Поэты – те же монахи, только монахи жаждут общения с Богом, а поэты – общности с людьми, эти слова Николая Шипилова вспоминались мне почему-то, когда я общался с ним на перроне в Тюмени: возвращался он с писательской братией из поездки по Транссибу. О скольких же талантливых поэтах порассказывал Коля с болью и восторгами в «Литературной России», вытаскивая их из безвестья: «монаха» же стая отвергает по закону «белой вороны», и тем жестче, чем он талантливей. И шептали ему в безднах сибирской жизни такие самородки или кричали, как кричит утопающий в туманной реке, или скандалит кто по ничтожному поводу, являя высокое великодушие там, где место злобе, или публично выставляет себя на посмешище, возлюбив то, что отторгнуто или осмеяно обществом, но во все времена и при всех государях – все это заключено в скорбных словах Христа: «Боже мой, Боже мой, для чего ты оставил меня». Так вот, до сердечной боли, пронзительно может слышать людей этот невысокий человечек-живчик, огонь духа Коля Шипилов, синица в нашем литературном мире. Спасибо тебе, брат!»

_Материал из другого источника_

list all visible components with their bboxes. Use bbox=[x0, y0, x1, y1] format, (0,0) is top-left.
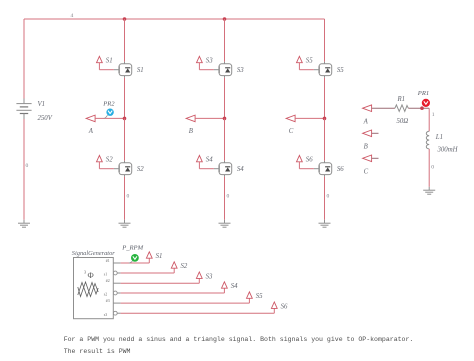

Может, и не успел уже прочесть эти мои слова Коля. Но более всего отозвались во мне слова о Шипилове, что птица божия он. Так воспринимали его, стало быть, и другие. Легкие, трепетные эти пернатые существа, и более всего, наверное, из всех птиц я люблю их. Заворожили они однажды меня, когда весело цвиркали, перепархивая в кущах кустарника у тоннеля одного на старой Кругобайкальской железной дороге, и долго я наблюдал за их синичным сообществом, уловив в нем что-то людское, теплое.

Синицы – ниспосланные человеку комочки счастья, глядя на них, хочется улыбаться. По живости, любопытству, открытости миру, счастливому щебетанью и одновременно с этим философской какой-то сосредоточенности самих в себе крохотули-синицы истинно божии птицы. И не удивительно, что есть среди них и отшельники, а по-другому монахи, как есть они и среди людей, такие среди нас особи, кто занимается своим отдельно от других. Глядел я на одну одну синицу-отшельницу, и так и подмывало меня спросить ее, какому же богу она молится. Весело даже подумал, что одиночество такое – удел гениев и орлов. В общем, представляю я почему-то синицами тех, кого можно отнести к артистическому человечеству. Крылатыми людьми называю я их. Это будто о них говорил Иисус Христос: «Вы лучше многих птиц».

ЛК:

Крылатые люди – те, кого отношу я к хомо криенсам. Это люди духа, а дух – парение, витание в сферах, он никогда не приземляется, и мир предстает для парящего человека мыслью в живых меняющихся координатах. Истинно, все текуще, как слова в нас, полумысли и получувства. Бездна парения, по мысли Ясперса, есть пространство свободы. И именно в состоянии этой свободы «избранные и отмеченные» Провидением люди улавливают истину, это перо Жар-птицыно. Летающим, как на картине Марка Шагала, доступны и высшие откровения любви Если это не безголовый тип с ведром, что парит над коровой, которому млеко лишь давай. Так коррупционеры живут с одной лишь мыслью о корысти. «Где искать опоры?» – спрашивал Вернадский. И себе отвечал: «Искать в бесконечном, в творческом акте, в бесконечной силе духа». Да-да, в полетной его силе, скажем мы. Философия крыластости мира в человеке, он – исток, корень такой цивилизации… И не мог жить без крыла и Коля Шипилов. В тексте, лежащем передо мной, были уже выделены оранжевым фломастером строки, которые рождали в моей душе свой отзыв. Эти трепетные фрагментики и настраивать стали мою душу на сказку. Вот первый:

«Сколько помню Николая, всегда у него на манер крыла жила за спиной шестиструнная гитара – верная спутница жизни и боевая подруга».